I believe it is hard to crisply define over-fitting however. Mitchell’s Machine Learning textbook (1997, p67) attempts a definition:

“A hypothesis $$f$$ is said to over-fit the data if there exists some alternative hypothesis $$f'$$ such that $$f$$ has a smaller training error than $$f'$$, but $$f'$$ has a smaller generalization error than $$f$$.”

However, I think almost all models $$f$$ that are ever fitted would satisfy these criteria! Thus the definition doesn’t seem useful to me.

If we think we have enough data to get a good fit to a system everywhere, then we expect the training and test errors to be similar. Thus one indication of possible over-fitting is that the average test error is much worse than the average training error. However, there is no hard rule here either. For example, if we know that our data are noiseless, we know exactly what the function should be at our training locations. It is therefore reasonable we will get lower error at or close to the training locations than at test locations in other places.

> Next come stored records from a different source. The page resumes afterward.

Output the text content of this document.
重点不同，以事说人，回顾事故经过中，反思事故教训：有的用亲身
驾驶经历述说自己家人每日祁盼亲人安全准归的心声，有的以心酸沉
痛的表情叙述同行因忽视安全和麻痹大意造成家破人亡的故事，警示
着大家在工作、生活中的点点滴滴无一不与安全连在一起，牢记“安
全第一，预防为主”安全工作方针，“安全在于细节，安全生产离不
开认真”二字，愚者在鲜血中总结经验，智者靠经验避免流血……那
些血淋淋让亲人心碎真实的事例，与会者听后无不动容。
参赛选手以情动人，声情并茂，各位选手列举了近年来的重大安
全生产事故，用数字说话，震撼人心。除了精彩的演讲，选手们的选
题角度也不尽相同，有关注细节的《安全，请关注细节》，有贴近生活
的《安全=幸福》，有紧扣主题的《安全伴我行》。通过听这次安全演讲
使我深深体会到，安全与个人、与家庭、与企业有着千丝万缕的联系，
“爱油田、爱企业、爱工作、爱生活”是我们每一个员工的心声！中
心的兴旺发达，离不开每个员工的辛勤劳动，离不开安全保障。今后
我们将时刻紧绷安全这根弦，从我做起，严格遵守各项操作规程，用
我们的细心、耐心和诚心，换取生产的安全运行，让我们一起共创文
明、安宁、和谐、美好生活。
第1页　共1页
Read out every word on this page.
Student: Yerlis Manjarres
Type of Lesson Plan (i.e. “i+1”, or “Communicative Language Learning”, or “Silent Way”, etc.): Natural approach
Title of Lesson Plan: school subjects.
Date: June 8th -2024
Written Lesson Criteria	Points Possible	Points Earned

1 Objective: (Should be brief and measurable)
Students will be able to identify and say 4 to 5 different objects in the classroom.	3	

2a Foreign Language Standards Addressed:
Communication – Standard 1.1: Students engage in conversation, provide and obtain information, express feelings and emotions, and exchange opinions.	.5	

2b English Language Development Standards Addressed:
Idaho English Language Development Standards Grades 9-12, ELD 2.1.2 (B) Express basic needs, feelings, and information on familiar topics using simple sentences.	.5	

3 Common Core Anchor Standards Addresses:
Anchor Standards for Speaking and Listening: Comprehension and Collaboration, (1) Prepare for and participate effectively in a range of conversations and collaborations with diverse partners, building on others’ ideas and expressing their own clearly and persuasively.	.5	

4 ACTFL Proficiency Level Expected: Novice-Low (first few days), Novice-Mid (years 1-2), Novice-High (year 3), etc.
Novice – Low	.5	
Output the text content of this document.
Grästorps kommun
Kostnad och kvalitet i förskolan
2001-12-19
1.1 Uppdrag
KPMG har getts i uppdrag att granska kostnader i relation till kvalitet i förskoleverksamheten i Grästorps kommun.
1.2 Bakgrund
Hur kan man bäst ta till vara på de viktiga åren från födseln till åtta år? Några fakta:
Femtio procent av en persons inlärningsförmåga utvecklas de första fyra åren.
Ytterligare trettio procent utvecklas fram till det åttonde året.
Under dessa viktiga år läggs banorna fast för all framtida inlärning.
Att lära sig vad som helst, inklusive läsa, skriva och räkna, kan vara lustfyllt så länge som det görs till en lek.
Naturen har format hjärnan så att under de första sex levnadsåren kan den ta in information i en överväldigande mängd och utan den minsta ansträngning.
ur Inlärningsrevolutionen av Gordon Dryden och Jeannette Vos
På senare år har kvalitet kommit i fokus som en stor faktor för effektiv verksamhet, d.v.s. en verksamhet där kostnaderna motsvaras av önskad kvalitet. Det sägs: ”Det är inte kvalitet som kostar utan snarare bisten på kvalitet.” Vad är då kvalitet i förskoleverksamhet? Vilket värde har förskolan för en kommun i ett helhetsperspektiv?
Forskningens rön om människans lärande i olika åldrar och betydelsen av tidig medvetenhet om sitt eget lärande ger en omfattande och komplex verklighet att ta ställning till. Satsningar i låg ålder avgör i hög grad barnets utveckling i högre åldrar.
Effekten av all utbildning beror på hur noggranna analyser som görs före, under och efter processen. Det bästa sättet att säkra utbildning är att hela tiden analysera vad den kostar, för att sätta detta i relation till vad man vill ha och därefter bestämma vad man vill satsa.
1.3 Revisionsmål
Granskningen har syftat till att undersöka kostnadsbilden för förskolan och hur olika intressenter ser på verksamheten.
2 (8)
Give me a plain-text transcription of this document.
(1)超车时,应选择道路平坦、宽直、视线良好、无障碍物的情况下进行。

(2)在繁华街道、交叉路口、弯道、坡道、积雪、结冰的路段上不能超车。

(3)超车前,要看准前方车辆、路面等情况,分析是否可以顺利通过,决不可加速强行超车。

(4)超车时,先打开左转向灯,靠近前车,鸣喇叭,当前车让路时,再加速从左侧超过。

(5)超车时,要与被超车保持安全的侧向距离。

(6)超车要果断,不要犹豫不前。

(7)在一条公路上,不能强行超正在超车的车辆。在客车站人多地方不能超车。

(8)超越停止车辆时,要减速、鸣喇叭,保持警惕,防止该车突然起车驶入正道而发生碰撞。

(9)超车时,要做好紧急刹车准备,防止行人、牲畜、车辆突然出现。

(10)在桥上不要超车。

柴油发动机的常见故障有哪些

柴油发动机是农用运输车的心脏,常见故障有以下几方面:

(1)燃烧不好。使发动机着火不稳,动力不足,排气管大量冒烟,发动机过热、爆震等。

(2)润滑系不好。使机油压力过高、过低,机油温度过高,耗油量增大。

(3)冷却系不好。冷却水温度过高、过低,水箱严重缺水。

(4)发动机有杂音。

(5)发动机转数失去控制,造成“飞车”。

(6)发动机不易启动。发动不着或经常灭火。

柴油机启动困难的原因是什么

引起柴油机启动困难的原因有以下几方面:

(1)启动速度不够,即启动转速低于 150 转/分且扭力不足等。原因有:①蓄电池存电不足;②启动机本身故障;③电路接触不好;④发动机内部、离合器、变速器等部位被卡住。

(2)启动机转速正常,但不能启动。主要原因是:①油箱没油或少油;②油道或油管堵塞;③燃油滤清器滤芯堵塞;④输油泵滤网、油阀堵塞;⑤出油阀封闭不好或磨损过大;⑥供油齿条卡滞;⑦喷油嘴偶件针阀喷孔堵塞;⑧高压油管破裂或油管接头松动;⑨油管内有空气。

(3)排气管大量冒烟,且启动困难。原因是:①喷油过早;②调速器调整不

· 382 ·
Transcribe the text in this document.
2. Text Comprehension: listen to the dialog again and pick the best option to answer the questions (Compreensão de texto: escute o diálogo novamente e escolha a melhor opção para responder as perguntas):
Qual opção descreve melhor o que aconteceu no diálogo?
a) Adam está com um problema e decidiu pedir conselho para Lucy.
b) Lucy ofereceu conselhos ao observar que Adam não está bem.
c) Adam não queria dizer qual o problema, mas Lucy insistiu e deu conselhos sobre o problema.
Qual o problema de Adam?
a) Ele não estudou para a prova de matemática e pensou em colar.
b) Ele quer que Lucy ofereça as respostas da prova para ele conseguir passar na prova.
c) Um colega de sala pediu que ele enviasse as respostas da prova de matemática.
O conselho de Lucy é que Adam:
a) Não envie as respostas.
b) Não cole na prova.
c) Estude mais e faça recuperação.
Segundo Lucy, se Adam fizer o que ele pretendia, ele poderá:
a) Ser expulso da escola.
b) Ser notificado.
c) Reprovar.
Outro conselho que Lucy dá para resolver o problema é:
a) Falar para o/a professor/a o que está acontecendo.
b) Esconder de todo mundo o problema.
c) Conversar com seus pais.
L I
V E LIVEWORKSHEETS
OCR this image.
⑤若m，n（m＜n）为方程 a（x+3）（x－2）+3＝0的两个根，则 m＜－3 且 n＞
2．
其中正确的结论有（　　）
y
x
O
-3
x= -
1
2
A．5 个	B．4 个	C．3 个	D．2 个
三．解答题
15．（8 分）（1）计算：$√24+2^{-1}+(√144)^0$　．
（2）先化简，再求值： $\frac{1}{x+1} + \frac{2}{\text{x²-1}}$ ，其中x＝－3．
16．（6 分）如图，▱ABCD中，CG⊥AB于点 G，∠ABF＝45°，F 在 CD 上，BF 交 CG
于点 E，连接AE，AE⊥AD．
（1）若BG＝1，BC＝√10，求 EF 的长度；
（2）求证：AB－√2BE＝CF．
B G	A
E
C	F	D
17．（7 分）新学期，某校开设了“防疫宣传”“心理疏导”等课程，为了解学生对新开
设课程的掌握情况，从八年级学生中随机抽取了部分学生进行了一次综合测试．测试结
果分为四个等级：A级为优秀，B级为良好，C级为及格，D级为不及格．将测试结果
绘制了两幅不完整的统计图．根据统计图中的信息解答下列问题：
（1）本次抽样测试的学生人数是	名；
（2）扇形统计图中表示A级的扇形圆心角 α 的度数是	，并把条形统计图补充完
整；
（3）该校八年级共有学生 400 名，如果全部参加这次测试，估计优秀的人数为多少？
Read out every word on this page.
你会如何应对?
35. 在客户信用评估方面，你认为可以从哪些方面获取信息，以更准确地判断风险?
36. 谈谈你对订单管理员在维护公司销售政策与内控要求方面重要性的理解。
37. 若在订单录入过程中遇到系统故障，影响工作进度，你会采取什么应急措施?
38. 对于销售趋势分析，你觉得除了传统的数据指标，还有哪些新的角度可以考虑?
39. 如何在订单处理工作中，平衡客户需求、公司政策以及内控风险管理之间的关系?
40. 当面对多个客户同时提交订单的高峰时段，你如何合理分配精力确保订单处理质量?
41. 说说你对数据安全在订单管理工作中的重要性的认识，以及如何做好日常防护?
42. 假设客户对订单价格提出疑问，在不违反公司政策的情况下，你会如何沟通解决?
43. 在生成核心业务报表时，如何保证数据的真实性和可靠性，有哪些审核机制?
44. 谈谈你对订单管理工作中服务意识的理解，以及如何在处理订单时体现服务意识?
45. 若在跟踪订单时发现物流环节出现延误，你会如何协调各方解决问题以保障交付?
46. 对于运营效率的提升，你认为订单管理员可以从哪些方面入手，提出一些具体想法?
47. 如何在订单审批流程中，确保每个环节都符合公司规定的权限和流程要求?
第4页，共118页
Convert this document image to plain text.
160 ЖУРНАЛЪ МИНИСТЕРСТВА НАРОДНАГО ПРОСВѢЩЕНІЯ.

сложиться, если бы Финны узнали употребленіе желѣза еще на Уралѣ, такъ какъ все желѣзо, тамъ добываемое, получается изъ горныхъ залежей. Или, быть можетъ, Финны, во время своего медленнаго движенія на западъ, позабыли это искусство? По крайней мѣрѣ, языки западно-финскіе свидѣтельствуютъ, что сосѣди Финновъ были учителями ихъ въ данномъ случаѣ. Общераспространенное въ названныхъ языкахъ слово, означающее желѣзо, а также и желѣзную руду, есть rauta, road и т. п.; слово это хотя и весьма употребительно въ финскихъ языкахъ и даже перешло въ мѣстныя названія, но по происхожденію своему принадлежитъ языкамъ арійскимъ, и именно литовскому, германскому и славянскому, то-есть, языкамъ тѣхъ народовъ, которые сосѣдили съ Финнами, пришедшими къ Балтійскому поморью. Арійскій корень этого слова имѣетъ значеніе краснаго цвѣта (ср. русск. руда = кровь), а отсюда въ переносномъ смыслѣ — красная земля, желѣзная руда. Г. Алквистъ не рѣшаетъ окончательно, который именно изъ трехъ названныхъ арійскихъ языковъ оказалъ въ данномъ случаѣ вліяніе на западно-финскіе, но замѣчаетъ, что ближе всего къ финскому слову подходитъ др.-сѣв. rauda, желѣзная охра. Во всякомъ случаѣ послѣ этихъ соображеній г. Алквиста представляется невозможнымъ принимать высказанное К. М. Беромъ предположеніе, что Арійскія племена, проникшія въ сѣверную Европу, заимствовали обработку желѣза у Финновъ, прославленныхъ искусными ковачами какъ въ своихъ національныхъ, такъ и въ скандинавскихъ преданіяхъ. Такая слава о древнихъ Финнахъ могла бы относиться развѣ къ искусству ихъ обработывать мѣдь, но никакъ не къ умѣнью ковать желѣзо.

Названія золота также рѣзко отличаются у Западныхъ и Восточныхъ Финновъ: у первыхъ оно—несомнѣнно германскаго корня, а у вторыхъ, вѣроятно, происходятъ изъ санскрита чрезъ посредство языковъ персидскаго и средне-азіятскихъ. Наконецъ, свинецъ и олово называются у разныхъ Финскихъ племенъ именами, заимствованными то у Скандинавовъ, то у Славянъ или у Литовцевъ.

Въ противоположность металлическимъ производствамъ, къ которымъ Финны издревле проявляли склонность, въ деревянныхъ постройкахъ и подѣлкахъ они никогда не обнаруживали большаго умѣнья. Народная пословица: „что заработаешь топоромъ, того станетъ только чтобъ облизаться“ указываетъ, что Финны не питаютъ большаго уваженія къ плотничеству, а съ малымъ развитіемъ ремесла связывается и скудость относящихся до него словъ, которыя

The reality is that there is no single continuum from under-fit models to over-fit models, that passes through an ideal model somewhere in between. I believe most large models will have some aspects that are overly simplified, yet other aspects that result from an unreasonable attempt to explain noise in the training items.

While I can’t define over-fitting precisely, the concept is still useful. Adding flexibility to models does often make test performance drop. It is a useful shorthand to say that we are selecting a smaller model, or applying a form of regularization, to prevent over-fitting.

1. I wish I knew who to credit. The “quote” given is a paraphrase of something I’ve heard in passing.

2. Sometimes this best practice is hard to realize.